Bradley, Mark Philip. Vietnam at War. New York, N.Y.: Oxford University Press, USA, 2009.
Vietnam-Centrism as Historiographical Intervention
Beginning in the 1990s post Cold War and Vietnamese doi moi reforms, a sizeable body of scholarship on the Vietnam War has emerged with the goal of reintroducing the ‘Vietnamese’ back into the history of the war. As if part of the long shadow cast by the first ‘Southeast Asianists’ of J.C. Van Leur, D.G.E. Hall, and John Smail, the initiative to center the autonomous history of the region responds to the decades of Vietnam War histories defined by foreign relations and geopolitics. A similar historiographical challenge arises when we think about ‘Vietnam-centrism’: does this imply a shift in the relative importance of certain aspects in the narrative or a complete shift in viewpoint?
Mark Bradley’s Vietnam at War (2009) is one such an attempt of ‘Vietnamizing’ the Vietnam War history. An impressively concise yet ambitious work, Vietnam at War sets out to interrupt the orthodox-revisionist binary that structures the study of this period. Mark Bradley begins his work with strong methodological interventions such as the recognition of American-centric writing of the war, the reduction of global actors, and the existence of multiple Vietnam Wars (anti-colonial, Cold War, hot war, civil war, ideological war). In the first chapters, Bradley provides a succinct summary of centuries of foreign rule and geopolitical influence (China, Portugal, France, neighboring Southeast Asian polities). Like most chronologies, this narrative carries a certain thematic focus, in this case, directed towards the historical struggle to define and imagine a Vietnamese future. ‘Visions’ of a post-colonial Vietnam form the backdrop and explanation, it seems even, for the Vietnam Wars that consume the second half of the twentieth century. The ability for a scholar to even make this overarching claim requires an extensive understanding of early modern and colonial Vietnamese history, which Bradley has demonstrated in his other works.[1]

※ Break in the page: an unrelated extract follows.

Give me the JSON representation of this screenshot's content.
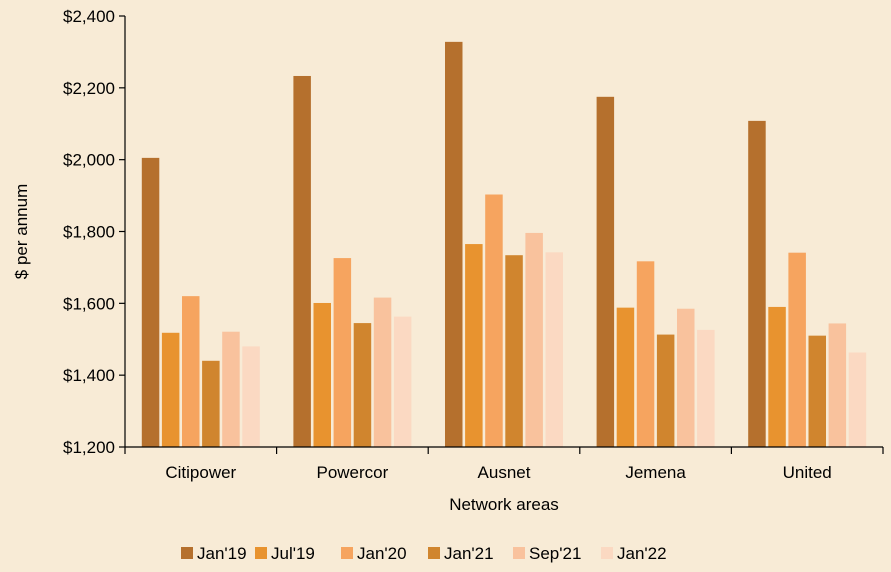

However, the underlying stake of such a claim can lend itself to a presentist view where nationalism acts as the prime mover. Peter Zinoman’s exhaustive review in H-Diplo underlines Bradley’s loyalty to orthodox interpretations of the war. In particular, Zinoman highlights orthodox interpretations such as the local origins of the Southern insurgency, the elision between communism and nationalism, and the downplaying of DRV repression. Such analyses of the war severely inhibit Bradley from seriously reevaluating the ‘Vietnamese’ experience and agency in the war. It seems that while Bradley’s intention to localize and Vietnamize the history of the war is a good idea, his execution perpetuates the anonymity of key Vietnamese actors, namely, DRV and RVN political leaders.
Circling back to the historiographical intervention of Vietnam-centrism, I continue to wonder how in practice, we can prioritize certain elements as crucial to the movement of history, (for example, the agency of the RVN in political matters), without reducing other factors? Tuong Vu and Edward Miller’s reflective journal issue confirms that it is indeed possible to incorporate multiple elements without provincializing another, where “the study of international affairs can incorporate both the national and he transnational, and the local along with the translocal.” (Miller and Vu, p. 11) But does there really exist a good model of this in Vietnamese studies yet? Furthermore, is it ever possible for American historians to write a history of the Vietnam War without casting a value judgment of US involvement?
[1] Bradley engages in a similar holistic argument and shows how Vietnamese intellectuals led reflexive debates on a modern, postcolonial Vietnamese future from the beginning of French colonial rule. Bradley, Mark Philip. “Becoming ‘Van Minh’: Civilizational Discourse and Visions of the Self in Twentieth-Century Vietnam.” Journal of World History 15, no. 1 (March 1, 2004): 65–83.